Is she holding the babies in with her hands? Why do women do that – like pretend that they are holding their babies while they a doing just fine being held by her uterus?

Is she planning to tell her babies: “When we announced your birth, we thought the best thing to do was for me to get into a mismatched set of underwear and sit in front of a huge flower arrangement under a net to let people know how excited we were!”?

I bet her uterus hurts already and she can’t sleep more than 3 hours without having to pee. Pregnancy is a great equalizer. You can buy fancy cream for stretch marks but everybody has the same bladder.

Who took the picture? Did she get this done at the Glamour Shots at the Short Hills Mall or is it just a really hard working Sears Portrait artist?

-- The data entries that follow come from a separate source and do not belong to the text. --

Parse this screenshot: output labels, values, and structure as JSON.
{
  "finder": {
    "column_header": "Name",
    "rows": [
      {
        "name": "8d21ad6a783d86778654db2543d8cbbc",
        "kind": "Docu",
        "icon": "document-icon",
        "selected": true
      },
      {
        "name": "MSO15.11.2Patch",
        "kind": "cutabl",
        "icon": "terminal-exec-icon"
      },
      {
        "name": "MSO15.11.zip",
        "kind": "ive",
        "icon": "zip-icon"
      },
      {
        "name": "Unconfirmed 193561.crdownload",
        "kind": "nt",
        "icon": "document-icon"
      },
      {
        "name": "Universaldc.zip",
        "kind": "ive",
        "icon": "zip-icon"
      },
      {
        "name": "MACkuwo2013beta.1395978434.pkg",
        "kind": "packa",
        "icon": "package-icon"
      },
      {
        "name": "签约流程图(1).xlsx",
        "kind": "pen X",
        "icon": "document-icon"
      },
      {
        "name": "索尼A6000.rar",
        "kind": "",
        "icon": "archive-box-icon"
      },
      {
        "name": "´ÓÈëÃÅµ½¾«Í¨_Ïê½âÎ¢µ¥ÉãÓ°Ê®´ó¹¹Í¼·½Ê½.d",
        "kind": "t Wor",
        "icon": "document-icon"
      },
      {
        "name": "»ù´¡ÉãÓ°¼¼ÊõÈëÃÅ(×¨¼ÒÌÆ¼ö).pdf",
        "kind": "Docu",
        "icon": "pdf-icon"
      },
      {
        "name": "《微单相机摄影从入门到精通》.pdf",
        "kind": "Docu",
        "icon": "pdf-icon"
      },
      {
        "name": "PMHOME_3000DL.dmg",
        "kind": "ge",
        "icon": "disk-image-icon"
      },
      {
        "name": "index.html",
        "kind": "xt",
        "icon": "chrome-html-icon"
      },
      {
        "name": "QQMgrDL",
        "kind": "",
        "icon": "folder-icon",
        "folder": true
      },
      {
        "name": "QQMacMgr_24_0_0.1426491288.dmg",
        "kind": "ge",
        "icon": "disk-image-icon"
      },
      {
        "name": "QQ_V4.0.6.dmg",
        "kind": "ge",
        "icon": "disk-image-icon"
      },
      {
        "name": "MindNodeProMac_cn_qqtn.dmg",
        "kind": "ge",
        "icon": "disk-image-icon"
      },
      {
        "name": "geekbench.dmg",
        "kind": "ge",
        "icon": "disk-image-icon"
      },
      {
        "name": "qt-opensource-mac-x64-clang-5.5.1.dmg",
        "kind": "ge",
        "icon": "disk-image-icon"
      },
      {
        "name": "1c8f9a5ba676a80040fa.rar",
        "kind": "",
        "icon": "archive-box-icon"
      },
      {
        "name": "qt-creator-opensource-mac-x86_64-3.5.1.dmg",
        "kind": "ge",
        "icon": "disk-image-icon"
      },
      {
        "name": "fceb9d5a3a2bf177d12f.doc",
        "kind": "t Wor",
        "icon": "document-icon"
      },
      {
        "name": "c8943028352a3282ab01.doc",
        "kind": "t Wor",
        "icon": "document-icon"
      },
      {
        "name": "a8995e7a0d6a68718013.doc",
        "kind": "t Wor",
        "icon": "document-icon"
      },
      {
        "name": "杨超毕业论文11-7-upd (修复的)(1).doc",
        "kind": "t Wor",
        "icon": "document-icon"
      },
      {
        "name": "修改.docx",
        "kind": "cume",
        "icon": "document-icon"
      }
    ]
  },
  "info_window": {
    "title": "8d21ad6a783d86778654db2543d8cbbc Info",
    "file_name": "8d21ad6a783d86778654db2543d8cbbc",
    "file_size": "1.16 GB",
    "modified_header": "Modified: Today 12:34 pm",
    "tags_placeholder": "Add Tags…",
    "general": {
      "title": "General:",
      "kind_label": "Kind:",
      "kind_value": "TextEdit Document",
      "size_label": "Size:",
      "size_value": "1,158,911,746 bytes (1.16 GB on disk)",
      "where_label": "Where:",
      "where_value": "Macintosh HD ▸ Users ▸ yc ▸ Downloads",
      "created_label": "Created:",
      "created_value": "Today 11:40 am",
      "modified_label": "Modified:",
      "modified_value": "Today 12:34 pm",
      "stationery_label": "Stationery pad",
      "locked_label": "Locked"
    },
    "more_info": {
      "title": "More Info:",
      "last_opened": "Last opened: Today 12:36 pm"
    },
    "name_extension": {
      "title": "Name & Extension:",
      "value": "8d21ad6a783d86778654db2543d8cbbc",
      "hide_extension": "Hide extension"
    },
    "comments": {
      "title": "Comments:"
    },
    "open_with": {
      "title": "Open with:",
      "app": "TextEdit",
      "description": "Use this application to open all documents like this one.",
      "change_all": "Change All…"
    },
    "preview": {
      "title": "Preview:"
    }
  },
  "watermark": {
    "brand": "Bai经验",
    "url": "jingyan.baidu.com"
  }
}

I guess I’m glad for them. I mean as glad as one can be when a stranger posts a picture of themselves under a net, ostensibly in a forest to tell you they are having babies but really -- YOU. ARE. Beyoncé!  BEYONCÉ!! There’s nothing worse than when super rich people do crappy shit I could do myself.  You are supposed to represent the unattainable.  I want to see a picture of you and think to myself "Must be nice to have that much money. I bet I could look that good if I had that kind of cash." Now every girl from Weehawken to Little Rock is going to do something like this. I DON'T WANT BEYONCÉ TO LOOK LIKE EVERYONE ELSE! I can see everyone else anytime I want at the 7-11 on a Friday night! I expect Beyoncé too look like Beyoncé.  I expected something with flair, something with flash, something with class. I expected more Beyoncé. I expected more.